Wie weit die Geschichte des ersten Seehäuser Posaunenchores zurückreicht, ist nicht mehr bekannt. Auf jeden Fall, so Kantor Friedemann Nitsch, müsse es vor der DDR-Gründung solch einen Chor gegeben haben. Dies brachte er schon vor Jahren in Erfahrung. Ende der 1960er Jahre gab es dann einen Bläserkreis unter der Leitung von Helmut Raabe. Zu ihm gehörten unter anderem Jürgen und Günther Haut, Thomas Korte, Herrmann Unger, Willi Deutsch und Rudolf Preuss. Sie spielten damals alle nach Grifftabellen. Das Repertoire bestand aus einigen Standardstücken. Nach seinem Studium war Friedemann Nitsch kurze Zeit als Posaunenwart beim Posaunenwerk der evangelischen Kirchenprovinz Sachsen angestellt, bevor er in Seehausen Kantor wurde. Bei seiner Einberufung zum Wehrdienst lehnte er den Dienst mit der Waffe ab, da er dies nicht mit seinem Gewissen vereinbaren konnte. Dadurch bekam er die goldenen Spaten auf die Schulterstücke der Uniform eines Bausoldaten.

In dieser Zeit reifte sein Entschluss, nach der Entlassung aus dem Wehrdienst einen neuen Bläserchor zu gründen. Mit einigen interessierten Mitstreitern gab es dann 1976 das erste Konzert mit Adventsmusik in der katholischen Kirche. Zu den damaligen Gründungsmitgliedern zählten neben ihm und seiner Frau Elisabeth auch Dietrich Holzäpfel, Johannes Seidenberg (Kinder-und Jugenddekan) und Axel Glimm. Mit Proben, Auftritten, Jungbläserausbildung und viel Beifall ging die Arbeit nahtlos weiter. Der Bläserchor hat zur Zeit 14 Mitglieder. Zwei Jugendliche, Susanne und Sabine Buchner, sind noch in der Ausbildung. Wöchentlich kommen alle zur Probe zusammen. Von Schülern bis Rentnern reicht das Altersspektrum.
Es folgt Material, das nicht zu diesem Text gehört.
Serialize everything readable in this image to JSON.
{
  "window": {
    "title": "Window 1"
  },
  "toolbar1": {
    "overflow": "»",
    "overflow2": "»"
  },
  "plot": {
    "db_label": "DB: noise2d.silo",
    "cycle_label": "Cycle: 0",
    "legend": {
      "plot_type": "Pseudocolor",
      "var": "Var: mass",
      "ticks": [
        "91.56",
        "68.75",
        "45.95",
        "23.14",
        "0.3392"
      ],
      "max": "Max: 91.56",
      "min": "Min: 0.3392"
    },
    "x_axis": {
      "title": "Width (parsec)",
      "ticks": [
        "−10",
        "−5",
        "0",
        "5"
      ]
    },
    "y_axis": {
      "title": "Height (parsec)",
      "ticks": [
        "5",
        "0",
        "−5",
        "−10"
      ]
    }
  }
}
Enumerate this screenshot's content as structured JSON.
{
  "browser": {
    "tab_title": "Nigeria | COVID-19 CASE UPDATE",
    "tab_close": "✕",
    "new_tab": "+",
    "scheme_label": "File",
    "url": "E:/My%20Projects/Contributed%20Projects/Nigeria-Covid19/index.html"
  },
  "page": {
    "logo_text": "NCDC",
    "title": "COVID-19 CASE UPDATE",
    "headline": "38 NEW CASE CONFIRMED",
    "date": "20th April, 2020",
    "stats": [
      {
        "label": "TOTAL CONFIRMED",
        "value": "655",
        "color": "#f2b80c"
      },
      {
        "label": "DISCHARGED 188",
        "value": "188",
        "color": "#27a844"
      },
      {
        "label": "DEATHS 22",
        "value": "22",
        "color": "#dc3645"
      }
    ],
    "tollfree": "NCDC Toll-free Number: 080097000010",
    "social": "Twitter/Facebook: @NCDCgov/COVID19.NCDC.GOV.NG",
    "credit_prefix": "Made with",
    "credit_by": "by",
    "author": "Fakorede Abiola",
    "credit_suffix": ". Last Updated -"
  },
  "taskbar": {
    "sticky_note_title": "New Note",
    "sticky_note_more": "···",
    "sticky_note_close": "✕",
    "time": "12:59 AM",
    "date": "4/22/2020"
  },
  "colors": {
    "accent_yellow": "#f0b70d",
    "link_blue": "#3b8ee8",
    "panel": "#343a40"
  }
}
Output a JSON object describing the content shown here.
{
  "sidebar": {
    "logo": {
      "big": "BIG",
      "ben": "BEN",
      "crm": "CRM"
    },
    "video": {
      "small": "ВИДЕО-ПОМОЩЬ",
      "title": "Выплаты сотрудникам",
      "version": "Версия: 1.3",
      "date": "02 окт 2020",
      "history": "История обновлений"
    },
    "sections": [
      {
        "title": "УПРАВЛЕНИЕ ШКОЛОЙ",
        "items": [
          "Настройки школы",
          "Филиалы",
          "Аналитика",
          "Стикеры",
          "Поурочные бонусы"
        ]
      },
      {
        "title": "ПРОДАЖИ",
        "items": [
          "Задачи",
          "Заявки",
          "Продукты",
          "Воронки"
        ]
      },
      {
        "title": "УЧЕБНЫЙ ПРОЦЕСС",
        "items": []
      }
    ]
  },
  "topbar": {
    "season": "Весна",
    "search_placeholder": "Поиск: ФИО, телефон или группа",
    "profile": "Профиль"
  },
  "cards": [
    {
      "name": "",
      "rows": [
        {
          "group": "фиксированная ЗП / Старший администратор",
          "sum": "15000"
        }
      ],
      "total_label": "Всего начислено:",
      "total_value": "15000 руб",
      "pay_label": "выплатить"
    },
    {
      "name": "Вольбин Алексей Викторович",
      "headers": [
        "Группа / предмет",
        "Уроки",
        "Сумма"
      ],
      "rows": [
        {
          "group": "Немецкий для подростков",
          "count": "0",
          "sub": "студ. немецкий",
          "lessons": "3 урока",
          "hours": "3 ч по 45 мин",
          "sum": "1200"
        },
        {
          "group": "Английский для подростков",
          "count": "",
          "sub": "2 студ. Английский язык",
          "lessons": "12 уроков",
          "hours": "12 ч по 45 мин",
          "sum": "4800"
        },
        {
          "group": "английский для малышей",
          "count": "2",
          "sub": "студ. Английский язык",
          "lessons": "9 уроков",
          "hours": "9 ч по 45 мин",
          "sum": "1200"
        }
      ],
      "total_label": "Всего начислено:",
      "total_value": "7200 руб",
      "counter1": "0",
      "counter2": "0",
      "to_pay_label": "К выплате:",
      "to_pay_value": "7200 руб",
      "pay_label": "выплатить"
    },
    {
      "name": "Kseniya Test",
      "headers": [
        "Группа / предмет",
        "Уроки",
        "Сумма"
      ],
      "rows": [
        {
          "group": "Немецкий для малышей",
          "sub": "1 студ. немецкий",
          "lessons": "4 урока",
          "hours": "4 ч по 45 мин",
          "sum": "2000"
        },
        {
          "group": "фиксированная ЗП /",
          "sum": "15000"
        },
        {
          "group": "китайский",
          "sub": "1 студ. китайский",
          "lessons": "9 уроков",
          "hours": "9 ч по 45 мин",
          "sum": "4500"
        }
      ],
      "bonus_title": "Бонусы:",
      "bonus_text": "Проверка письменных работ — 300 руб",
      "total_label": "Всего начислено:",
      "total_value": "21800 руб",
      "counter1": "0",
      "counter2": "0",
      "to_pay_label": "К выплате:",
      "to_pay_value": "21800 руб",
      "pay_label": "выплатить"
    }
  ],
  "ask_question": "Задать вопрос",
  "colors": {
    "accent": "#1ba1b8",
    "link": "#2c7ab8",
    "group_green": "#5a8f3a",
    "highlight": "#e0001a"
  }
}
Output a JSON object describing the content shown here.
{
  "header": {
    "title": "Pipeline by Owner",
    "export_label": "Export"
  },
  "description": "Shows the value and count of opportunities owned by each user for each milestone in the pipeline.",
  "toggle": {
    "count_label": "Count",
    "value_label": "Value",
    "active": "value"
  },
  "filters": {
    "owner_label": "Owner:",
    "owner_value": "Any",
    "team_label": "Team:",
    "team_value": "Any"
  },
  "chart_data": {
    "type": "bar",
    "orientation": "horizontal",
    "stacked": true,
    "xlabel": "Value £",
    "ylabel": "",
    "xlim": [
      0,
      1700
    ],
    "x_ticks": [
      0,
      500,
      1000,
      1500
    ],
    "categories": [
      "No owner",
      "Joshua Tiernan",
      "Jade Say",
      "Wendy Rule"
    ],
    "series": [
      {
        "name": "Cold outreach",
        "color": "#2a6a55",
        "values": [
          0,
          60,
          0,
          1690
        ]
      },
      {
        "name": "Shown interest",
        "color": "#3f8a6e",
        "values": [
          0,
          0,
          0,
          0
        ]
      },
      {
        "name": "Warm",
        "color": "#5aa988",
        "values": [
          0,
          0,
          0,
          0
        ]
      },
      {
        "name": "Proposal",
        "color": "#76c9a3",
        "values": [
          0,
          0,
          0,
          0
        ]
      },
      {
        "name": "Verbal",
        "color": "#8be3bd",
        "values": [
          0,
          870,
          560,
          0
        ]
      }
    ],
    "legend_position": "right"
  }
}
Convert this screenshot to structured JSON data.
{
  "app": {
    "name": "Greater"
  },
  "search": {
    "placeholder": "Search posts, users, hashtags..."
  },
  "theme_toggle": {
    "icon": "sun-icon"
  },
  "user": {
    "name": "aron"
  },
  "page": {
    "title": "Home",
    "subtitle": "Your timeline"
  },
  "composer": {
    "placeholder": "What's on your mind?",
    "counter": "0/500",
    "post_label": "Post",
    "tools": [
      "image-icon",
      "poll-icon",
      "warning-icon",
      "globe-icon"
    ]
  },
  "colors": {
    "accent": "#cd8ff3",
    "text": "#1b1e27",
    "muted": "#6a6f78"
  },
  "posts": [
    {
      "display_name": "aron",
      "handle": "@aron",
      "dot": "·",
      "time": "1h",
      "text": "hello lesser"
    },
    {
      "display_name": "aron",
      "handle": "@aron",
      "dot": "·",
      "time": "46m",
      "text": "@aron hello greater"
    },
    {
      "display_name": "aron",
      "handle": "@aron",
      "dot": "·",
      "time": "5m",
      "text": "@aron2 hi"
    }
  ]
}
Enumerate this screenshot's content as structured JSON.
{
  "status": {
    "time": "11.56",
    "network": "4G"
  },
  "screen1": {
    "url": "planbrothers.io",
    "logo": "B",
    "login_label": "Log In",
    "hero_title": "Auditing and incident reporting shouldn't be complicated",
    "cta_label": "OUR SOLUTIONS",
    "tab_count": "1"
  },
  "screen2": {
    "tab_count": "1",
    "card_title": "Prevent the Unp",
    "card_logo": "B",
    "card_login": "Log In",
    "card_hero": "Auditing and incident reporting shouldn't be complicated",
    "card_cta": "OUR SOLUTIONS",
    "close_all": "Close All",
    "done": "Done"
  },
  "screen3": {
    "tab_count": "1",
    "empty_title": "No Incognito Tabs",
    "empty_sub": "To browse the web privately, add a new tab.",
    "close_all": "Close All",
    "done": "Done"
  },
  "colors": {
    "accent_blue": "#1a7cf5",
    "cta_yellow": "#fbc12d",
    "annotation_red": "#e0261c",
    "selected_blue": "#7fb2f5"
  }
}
Mitstreiter sind jederzeit willkommen. Der Chor wirkt bei Festgottesdiensten und Gemeindefesten in der gesamten Region mit. Er gestaltet eigene Bläserfeierstunden. Ein besonderes Anliegen ist das diakonische Blasen im Krankenhaus und zu besonderen Jubiläen älterer Gemeindemitglieder. Der Bläserchor ist ein Teil des Posaunenwerkes der evangelischen Kirche Mitteldeutschlands und ist dem geistlichen Auftrag der Posaunenchöre, Musizieren zum Lob Gottes und den Menschen zur Freude, verpflichtet. Nachdem Kantor Nitsch in den Ruhestand ging, gab er den Taktstock in jüngere Hände. In seiner Nachfolgerin Sophie-Charlotte Tetzlaff ist er sich sicher, dass das begonnene Werk in guten und engagierten Händen liegt. Er selbst übernimmt neben der Arbeit im Posaunenchor auch die Jungbläserausbildung. Auch die neue Kantorin will mit dem Erlernen eines Blechblasinstrumentes ihr reichhaltiges Instrumentarium vergrößern. Am zweiten Advent ab 17 Uhr in der St. Petrikirche wird das Jubiläum integriert. Neben der gehörten Musik ist das Mitsingen angesagt. Zum Schluss werden alle Bläser, auch die Ehemaligen, „Tochter Zion“ zu Gehör bringen. Als Gast wird der Chor aus Stendal-Röxe erwartet, der momentan von Friedemann Nitsch geleitet wird.